Does/did this happen in your company too? If so, read on...

Summary: Sirius ‘Open Source’ has not been keeping up with skills required to self-host, instead demonising/denouncing them as "hobbyist" (actual quote from the CEO) and eventually relaying almost everything to proprietary vendors that put gates and walls on Free software

TODAY we continue a couple of parts that deal with security and privacy issues at Sirius Open Source [sic] -- a company that still says "Open Source" although it often recommends to clients that they adopt proprietary things.

Enough has been said already about the nature of the hypocrisy, the double standards, the dishonest marketing, lack of principles, and even some truly unethical clients. Below is part of the report deposited before my wife and I left the company¹.

---

Outsourcing Concerns

Colleagues at Sirius have long worked weekends (unlike client's staff, which is typically off work on holidays and weekends; there's no 24/7/365 cover). Some of them finished or started working but could not access an essential gateway machine. When the client does something like an update or makes a release the IP addresses will change, so whenever there is an incident Sirius staff can't restart, forcibly reboot or investigate the machines, that is unless -- or otherwise -- Sirius staff are informed (or wiki/documentation becomes up to date again). From what is known, this is more of this particular client's choice, but Sirius lacks a loophole and that is why Sirius may seem sloppy or slow to update/notify their workers/employees.
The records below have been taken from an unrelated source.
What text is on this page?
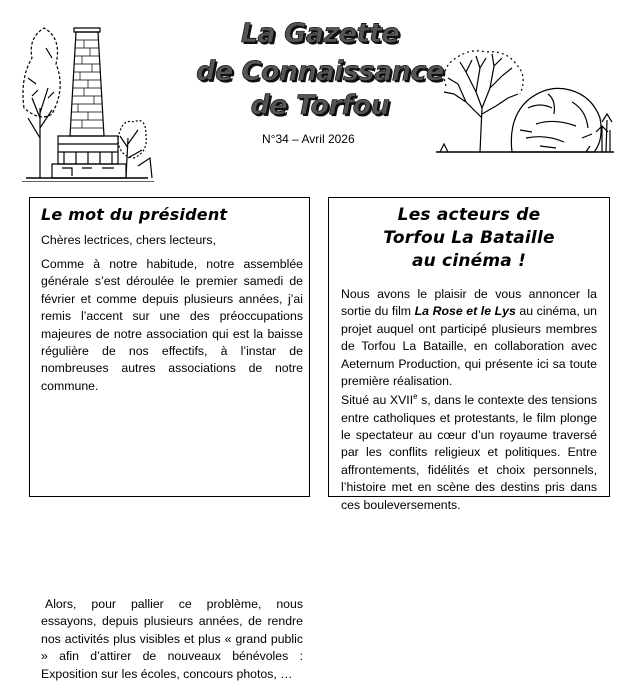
La Gazette
de Connaissance
de Torfou
N°34 – Avril 2026
Le mot du président
Chères lectrices, chers lecteurs,
Comme à notre habitude, notre assemblée générale s’est déroulée le premier samedi de février et comme depuis plusieurs années, j’ai remis l’accent sur une des préoccupations majeures de notre association qui est la baisse régulière de nos effectifs, à l’instar de nombreuses autres associations de notre commune.
Alors, pour pallier ce problème, nous essayons, depuis plusieurs années, de rendre nos activités plus visibles et plus « grand public » afin d’attirer de nouveaux bénévoles : Exposition sur les écoles, concours photos, …
Les acteurs de
Torfou La Bataille
au cinéma !
Nous avons le plaisir de vous annoncer la sortie du film La Rose et le Lys au cinéma, un projet auquel ont participé plusieurs membres de Torfou La Bataille, en collaboration avec Aeternum Production, qui présente ici sa toute première réalisation.
Situé au XVIIe s, dans le contexte des tensions entre catholiques et protestants, le film plonge le spectateur au cœur d’un royaume traversé par les conflits religieux et politiques. Entre affrontements, fidélités et choix personnels, l’histoire met en scène des destins pris dans ces bouleversements.
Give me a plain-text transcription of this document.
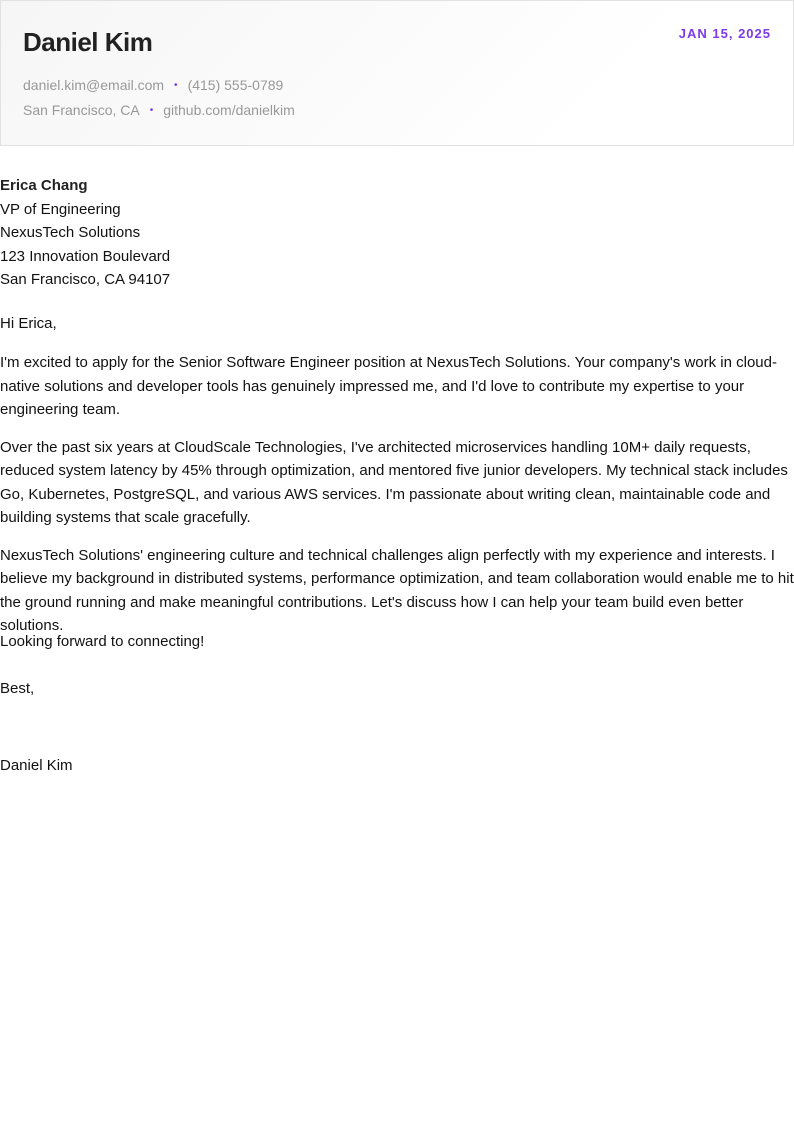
Daniel Kim	JAN 15, 2025
daniel.kim@email.com • (415) 555-0789
San Francisco, CA • github.com/danielkim
Erica Chang
VP of Engineering
NexusTech Solutions
123 Innovation Boulevard
San Francisco, CA 94107
Hi Erica,

I'm excited to apply for the Senior Software Engineer position at NexusTech Solutions. Your company's work in cloud-native solutions and developer tools has genuinely impressed me, and I'd love to contribute my expertise to your engineering team.

Over the past six years at CloudScale Technologies, I've architected microservices handling 10M+ daily requests, reduced system latency by 45% through optimization, and mentored five junior developers. My technical stack includes Go, Kubernetes, PostgreSQL, and various AWS services. I'm passionate about writing clean, maintainable code and building systems that scale gracefully.

NexusTech Solutions' engineering culture and technical challenges align perfectly with my experience and interests. I believe my background in distributed systems, performance optimization, and team collaboration would enable me to hit the ground running and make meaningful contributions. Let's discuss how I can help your team build even better solutions.

Looking forward to connecting!
Best,
Daniel Kim
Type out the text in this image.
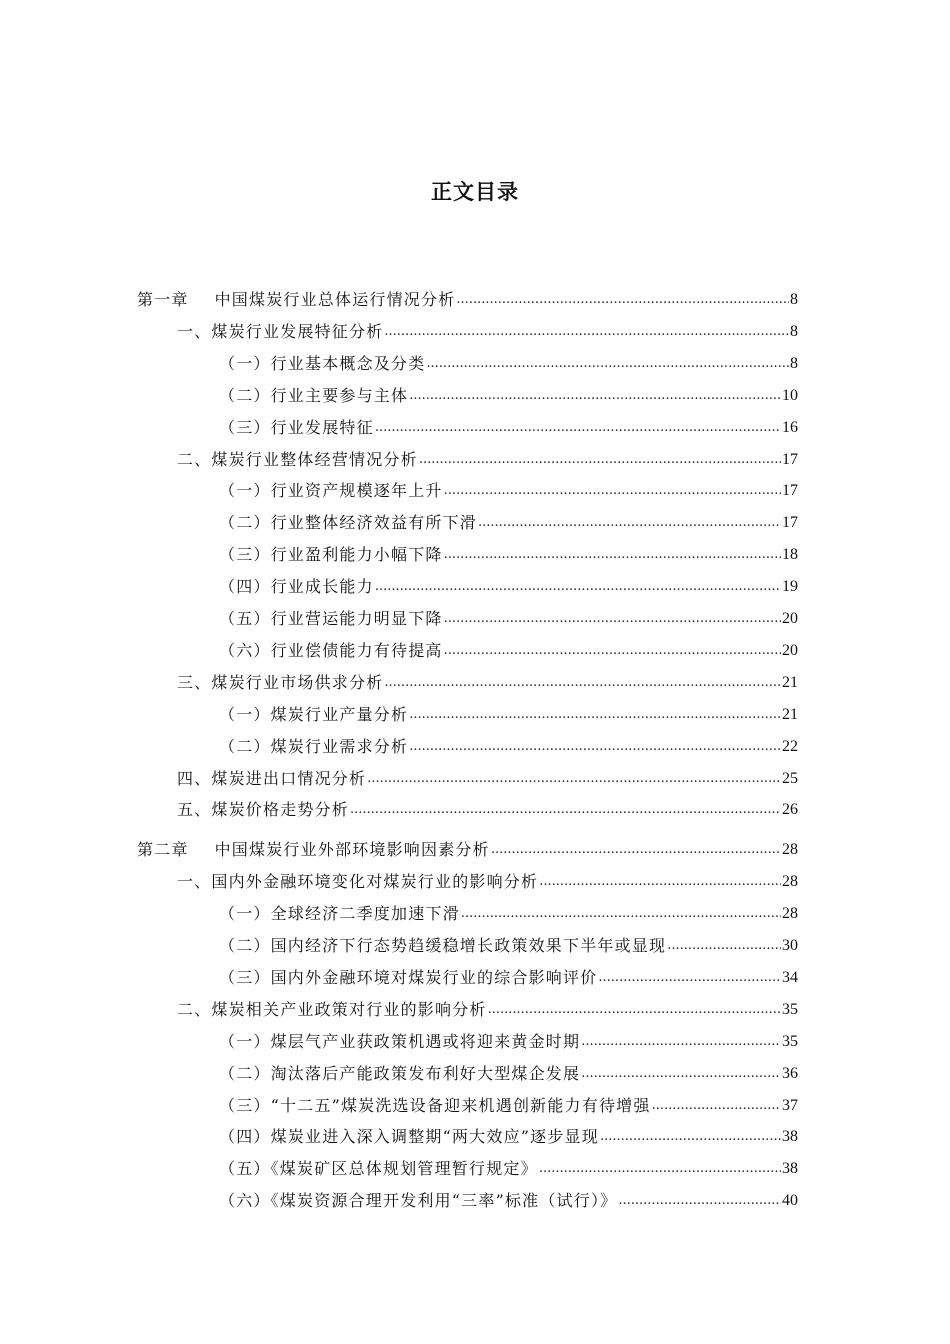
正文目录
第一章 中国煤炭行业总体运行情况分析 .....	8
一、煤炭行业发展特征分析 .....	8
（一）行业基本概念及分类 .....	8
（二）行业主要参与主体 .....	10
（三）行业发展特征 .....	16
二、煤炭行业整体经营情况分析 .....	17
（一）行业资产规模逐年上升 .....	17
（二）行业整体经济效益有所下滑 .....	17
（三）行业盈利能力小幅下降 .....	18
（四）行业成长能力 .....	19
（五）行业营运能力明显下降 .....	20
（六）行业偿债能力有待提高 .....	20
三、煤炭行业市场供求分析 .....	21
（一）煤炭行业产量分析 .....	21
（二）煤炭行业需求分析 .....	22
四、煤炭进出口情况分析 .....	25
五、煤炭价格走势分析 .....	26
第二章 中国煤炭行业外部环境影响因素分析 .....	28
一、国内外金融环境变化对煤炭行业的影响分析 .....	28
（一）全球经济二季度加速下滑 .....	28
（二）国内经济下行态势趋缓稳增长政策效果下半年或显现 .....	30
（三）国内外金融环境对煤炭行业的综合影响评价 .....	34
二、煤炭相关产业政策对行业的影响分析 .....	35
（一）煤层气产业获政策机遇或将迎来黄金时期 .....	35
（二）淘汰落后产能政策发布利好大型煤企发展 .....	36
（三）“十二五”煤炭洗选设备迎来机遇创新能力有待增强 .....	37
（四）煤炭业进入深入调整期“两大效应”逐步显现 .....	38
（五）《煤炭矿区总体规划管理暂行规定》 .....	38
（六）《煤炭资源合理开发利用“三率”标准（试行）》 .....	40
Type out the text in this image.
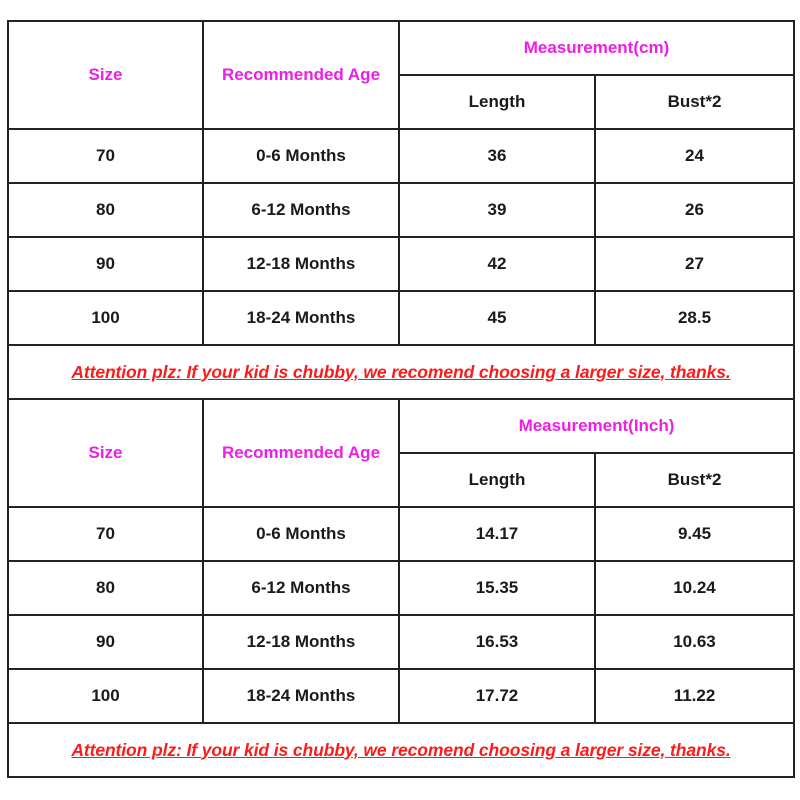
Size	Recommended Age	Measurement(cm)	
		Length	Bust*2
70	0-6 Months	36	24
80	6-12 Months	39	26
90	12-18 Months	42	27
100	18-24 Months	45	28.5
Attention plz: If your kid is chubby, we recomend choosing a larger size, thanks.			
Size	Recommended Age	Measurement(Inch)	
		Length	Bust*2
70	0-6 Months	14.17	9.45
80	6-12 Months	15.35	10.24
90	12-18 Months	16.53	10.63
100	18-24 Months	17.72	11.22
Attention plz: If your kid is chubby, we recomend choosing a larger size, thanks.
This is a typical example of a lack of top-down coordination. How are staff expected to carry out duties if managers don't do their part or fail to understand how these systems work? In fact, when outsourcing to any third party, this may be inevitable; the people who 'manage' the machines have almost no control over them. They merely rent some server space and the hypervisor may change over time, introducing unforeseen but unavoidable complication. This means server can become unavailable, with no resort at all (like accessing the datacentre/s). Back in 2011 and for several years after that Sirius had its own server racks and managed its own instances.

Sirius keeps recommending the outsourcing to proprietary software like AWS and Cloudflare, resulting (sometimes) in a lot of problems. Sirius itself pays in AWS bills almost as much as a small salary. Becoming an AWS 'reseller' makes Sirius far less competitive and vastly less unique; companies like these, including Rackspace, have their own support. They have their own ambitions of controlling everything themselves. Companies like Sirius should not become transient migrators. Sirius used to offer its own hosting.

This is one of many issues with "cloud computing", including AWS, which also caused significant downtimes for that client (hours-long outages) -- a client that used to have far more control over the hosting. When it comes to certification, the company actively encourages learning "cloud computing" stuff instead of "Open Source" stuff. ⬆ ______ ¹ Many more details will be given, along with further analysis, when the whole report is published. Probably in January.